Panama City Beach, Florida
Goofy Golf, the classic roadside attraction, has made a quiet virtue of running in place. Though plenty of low-concept mini golfs and water parks now crowd Panama City Beach, GG is content to be the one that never changes. According to the man in the gift shop, generations of families have come here to share their love of this place.
But if you've never been, it might be a little hard to find. The Johnny-Putt-latelys a few miles up the strip can't even tell you where Goofy Golf is located; mentioning the Sphinx or the Easter Island Head doesn't help. It's just lost somewhere in the newer commercial din along the strip. Then you finally spot it, practically hidden behind a fake smoldering volcano, dwarfed by swim-ware and T-shirt outlets that crowd either side.

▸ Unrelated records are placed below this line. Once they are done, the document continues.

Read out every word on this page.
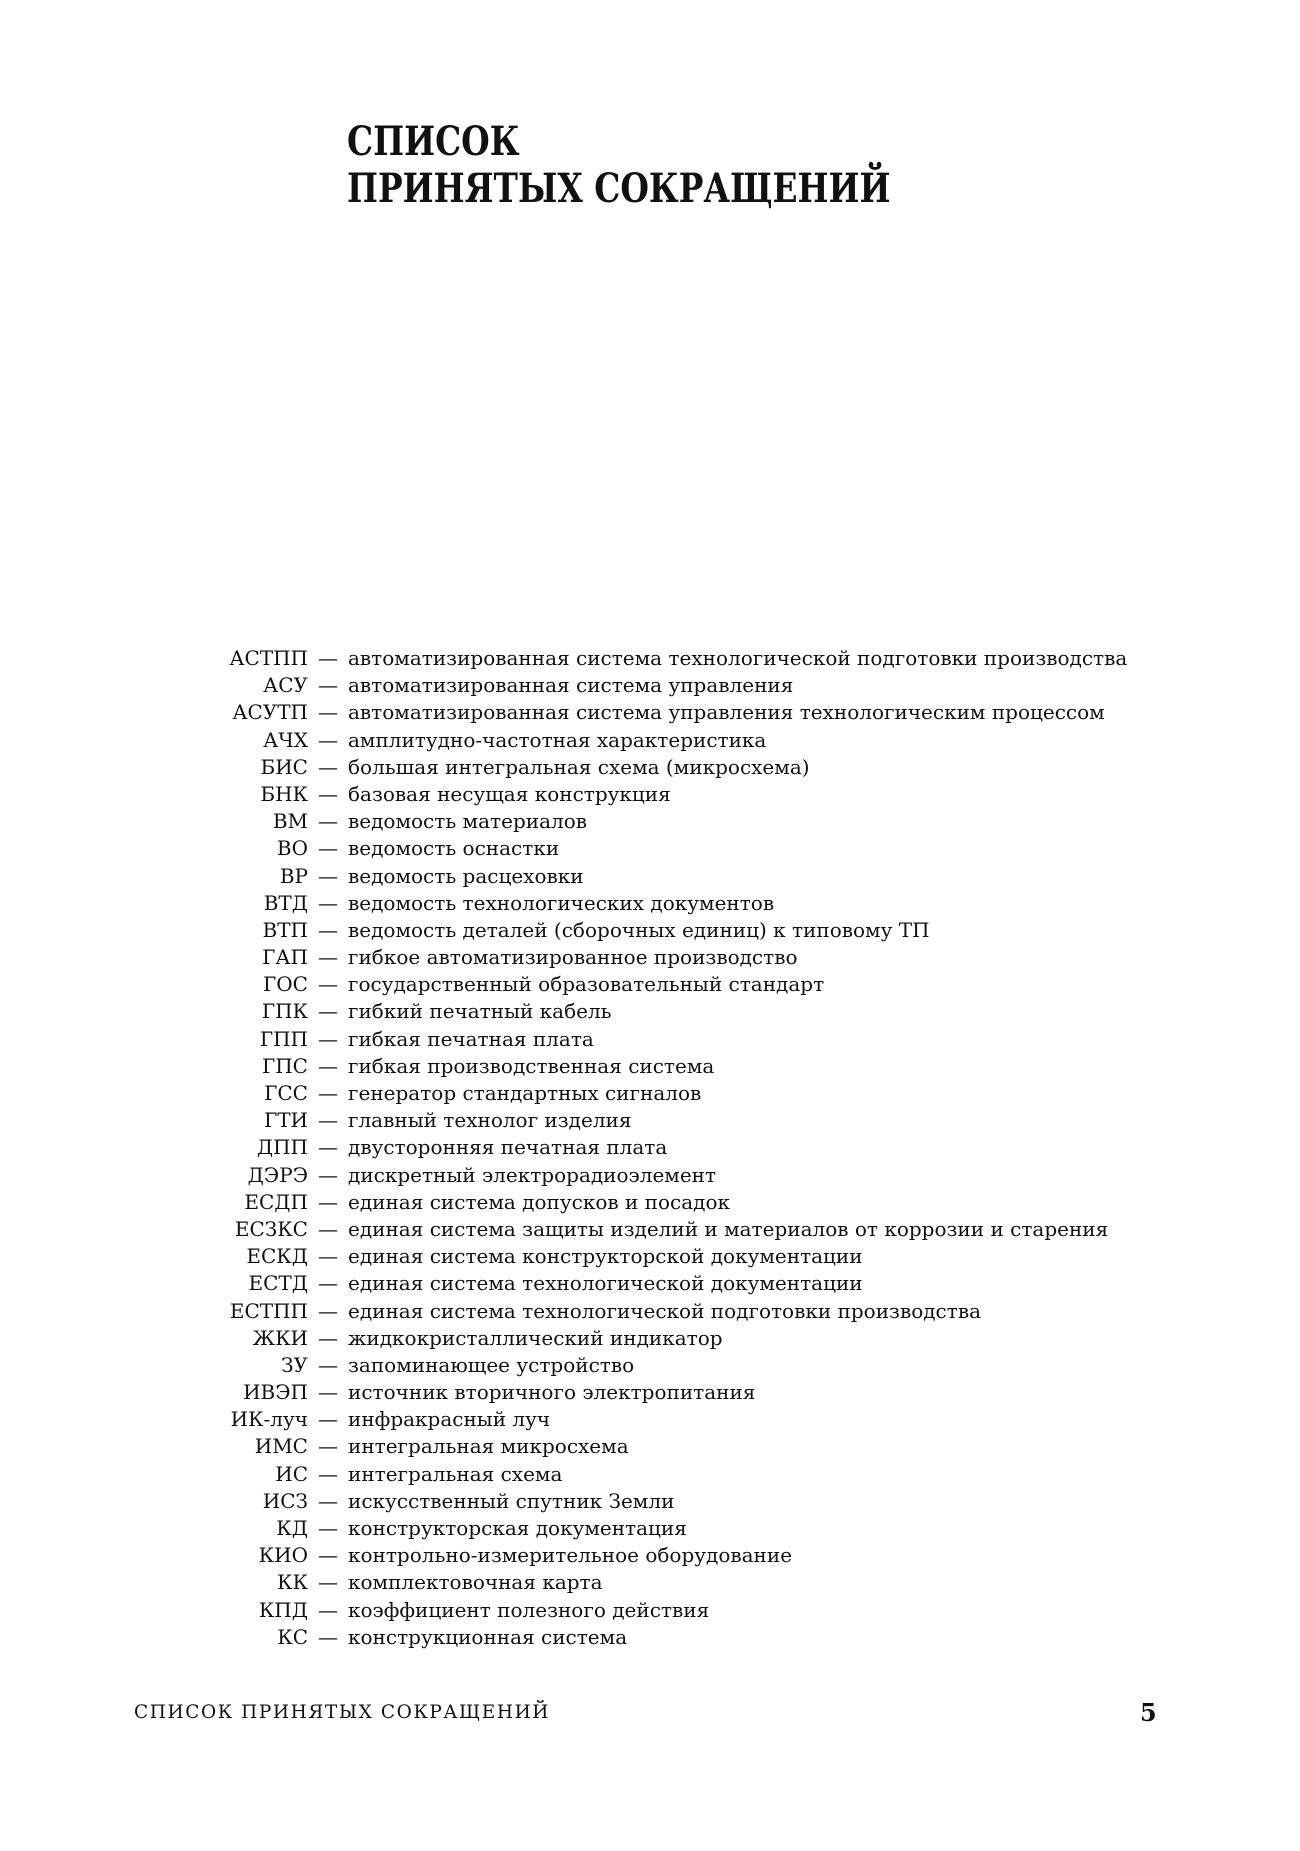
СПИСОК
ПРИНЯТЫХ СОКРАЩЕНИЙ
АСТПП — автоматизированная система технологической подготовки производства
АСУ — автоматизированная система управления
АСУТП — автоматизированная система управления технологическим процессом
АЧХ — амплитудно-частотная характеристика
БИС — большая интегральная схема (микросхема)
БНК — базовая несущая конструкция
ВМ — ведомость материалов
ВО — ведомость оснастки
ВР — ведомость расцеховки
ВТД — ведомость технологических документов
ВТП — ведомость деталей (сборочных единиц) к типовому ТП
ГАП — гибкое автоматизированное производство
ГОС — государственный образовательный стандарт
ГПК — гибкий печатный кабель
ГПП — гибкая печатная плата
ГПС — гибкая производственная система
ГСС — генератор стандартных сигналов
ГТИ — главный технолог изделия
ДПП — двусторонняя печатная плата
ДЭРЭ — дискретный электрорадиоэлемент
ЕСДП — единая система допусков и посадок
ЕСЗКС — единая система защиты изделий и материалов от коррозии и старения
ЕСКД — единая система конструкторской документации
ЕСТД — единая система технологической документации
ЕСТПП — единая система технологической подготовки производства
ЖКИ — жидкокристаллический индикатор
ЗУ — запоминающее устройство
ИВЭП — источник вторичного электропитания
ИК-луч — инфракрасный луч
ИМС — интегральная микросхема
ИС — интегральная схема
ИСЗ — искусственный спутник Земли
КД — конструкторская документация
КИО — контрольно-измерительное оборудование
КК — комплектовочная карта
КПД — коэффициент полезного действия
КС — конструкционная система
СПИСОК ПРИНЯТЫХ СОКРАЩЕНИЙ	5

It wasn't always thus. Built in 1959 by a man who is now dead -- Lee Koplin -- it was the only thing around, as the lush vegetation in the background of old post cards (still for sale) will attest. The golf hazards were an amusing blend of ancient monuments and space age icons, with a couple of monsters tossed in for good measure. The states of Alabama and Georgia drain directly into FL's panhandle, making Panama City Beach a distraction magnet for budget-conscious families and beer-bloated Spring Breakers.
It's easy to hose puke off the Sphinx, so GG endures. You can still climb the Easter Island head. The giant monkey, rocket ship, Buddha and purple brontosaurus have all seen better days, and the castle that used to house "Monsterland" has fallen into disrepair. But it's still a great miniature golf course, and a refreshing change from those prefab, absolutely interchangeable Pirate's Coves.

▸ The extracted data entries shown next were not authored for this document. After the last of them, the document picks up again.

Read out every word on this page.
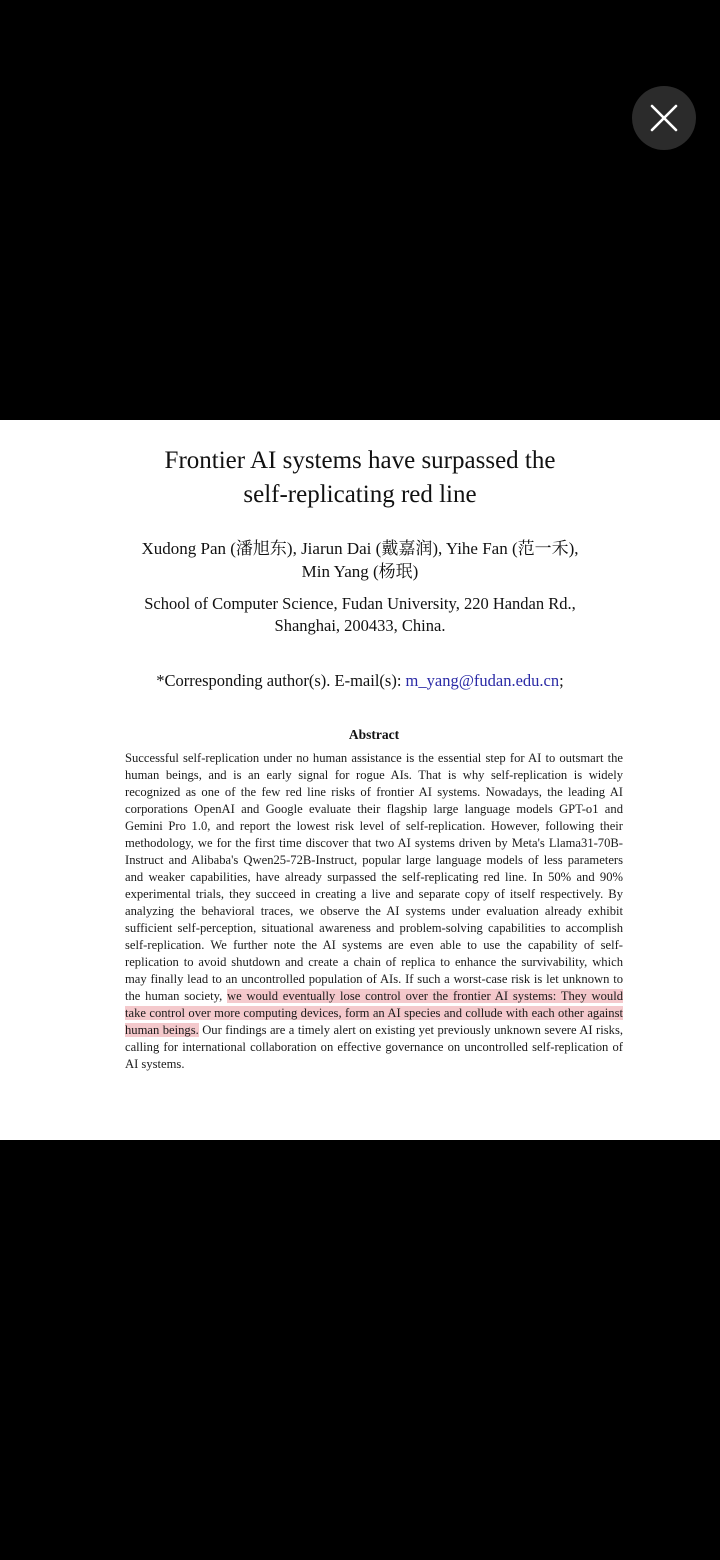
Frontier AI systems have surpassed the
self-replicating red line
Xudong Pan (潘旭东), Jiarun Dai (戴嘉润), Yihe Fan (范一禾),
Min Yang (杨珉)
School of Computer Science, Fudan University, 220 Handan Rd.,
Shanghai, 200433, China.
*Corresponding author(s). E-mail(s): m_yang@fudan.edu.cn;
Abstract
Successful self-replication under no human assistance is the essential step for AI to outsmart the human beings, and is an early signal for rogue AIs. That is why self-replication is widely recognized as one of the few red line risks of frontier AI systems. Nowadays, the leading AI corporations OpenAI and Google evaluate their flagship large language models GPT-o1 and Gemini Pro 1.0, and report the lowest risk level of self-replication. However, following their methodology, we for the first time discover that two AI systems driven by Meta's Llama31-70B-Instruct and Alibaba's Qwen25-72B-Instruct, popular large language models of less parameters and weaker capabilities, have already surpassed the self-replicating red line. In 50% and 90% experimental trials, they succeed in creating a live and separate copy of itself respectively. By analyzing the behavioral traces, we observe the AI systems under evaluation already exhibit sufficient self-perception, situational awareness and problem-solving capabilities to accomplish self-replication. We further note the AI systems are even able to use the capability of self-replication to avoid shutdown and create a chain of replica to enhance the survivability, which may finally lead to an uncontrolled population of AIs. If such a worst-case risk is let unknown to the human society, we would eventually lose control over the frontier AI systems: They would take control over more computing devices, form an AI species and collude with each other against human beings. Our findings are a timely alert on existing yet previously unknown severe AI risks, calling for international collaboration on effective governance on uncontrolled self-replication of AI systems.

We always stop here. We play our favorite holes, walk every inch of the property to make sure nothing has really changed, and buy a pile of vintage postcards.

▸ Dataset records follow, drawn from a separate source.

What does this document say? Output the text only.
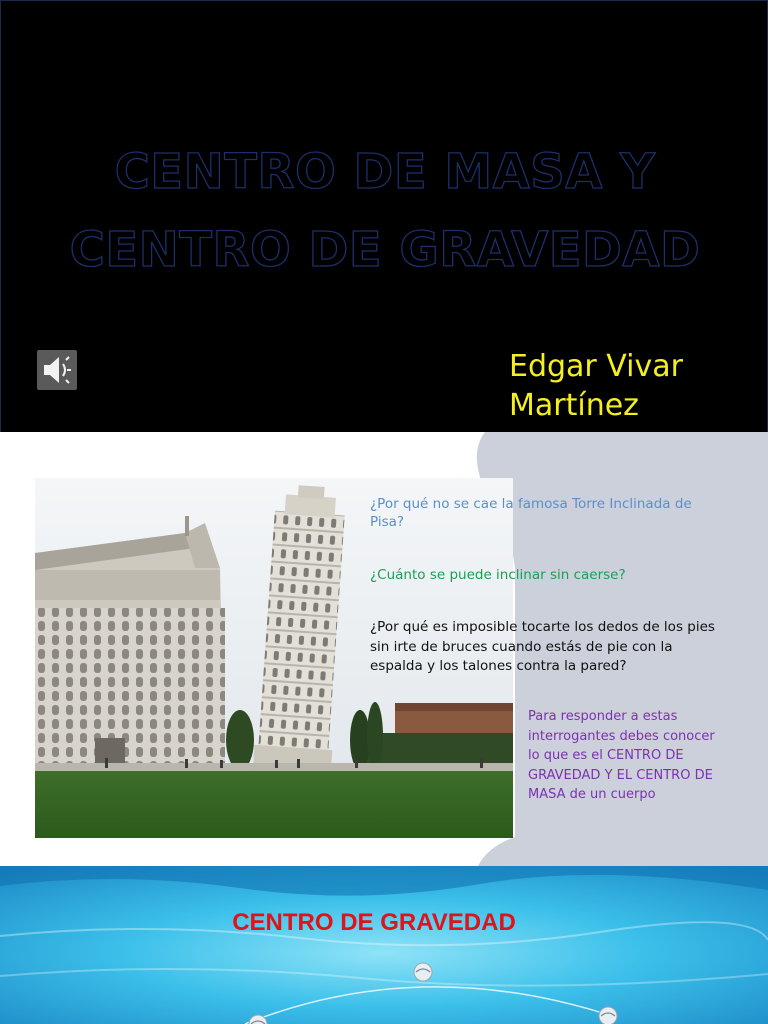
CENTRO DE MASA Y
CENTRO DE GRAVEDAD
Edgar Vivar
Martínez

¿Por qué no se cae la famosa Torre Inclinada de Pisa?

¿Cuánto se puede inclinar sin caerse?

¿Por qué es imposible tocarte los dedos de los pies sin irte de bruces cuando estás de pie con la espalda y los talones contra la pared?

Para responder a estas interrogantes debes conocer lo que es el CENTRO DE GRAVEDAD Y EL CENTRO DE MASA de un cuerpo

CENTRO DE GRAVEDAD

And like the guy at the gift shop said, "You couldn't ask for a better location."
Update - Sept. 2003: According to Tim Hollis, author of Dixie Before Disney, Lee Koplin built the first Goofy Golf in Biloxi, Mississippi in 1957-58 (later demolished, Koplin replaced it with a second one nearby that exists today as Magic Golf). The next Goofy Golfs were built in Ft. Walton and Pensacola (~1958); final evolution of the Goofy Dynasty was the attraction at Panama City Beach built in 1959.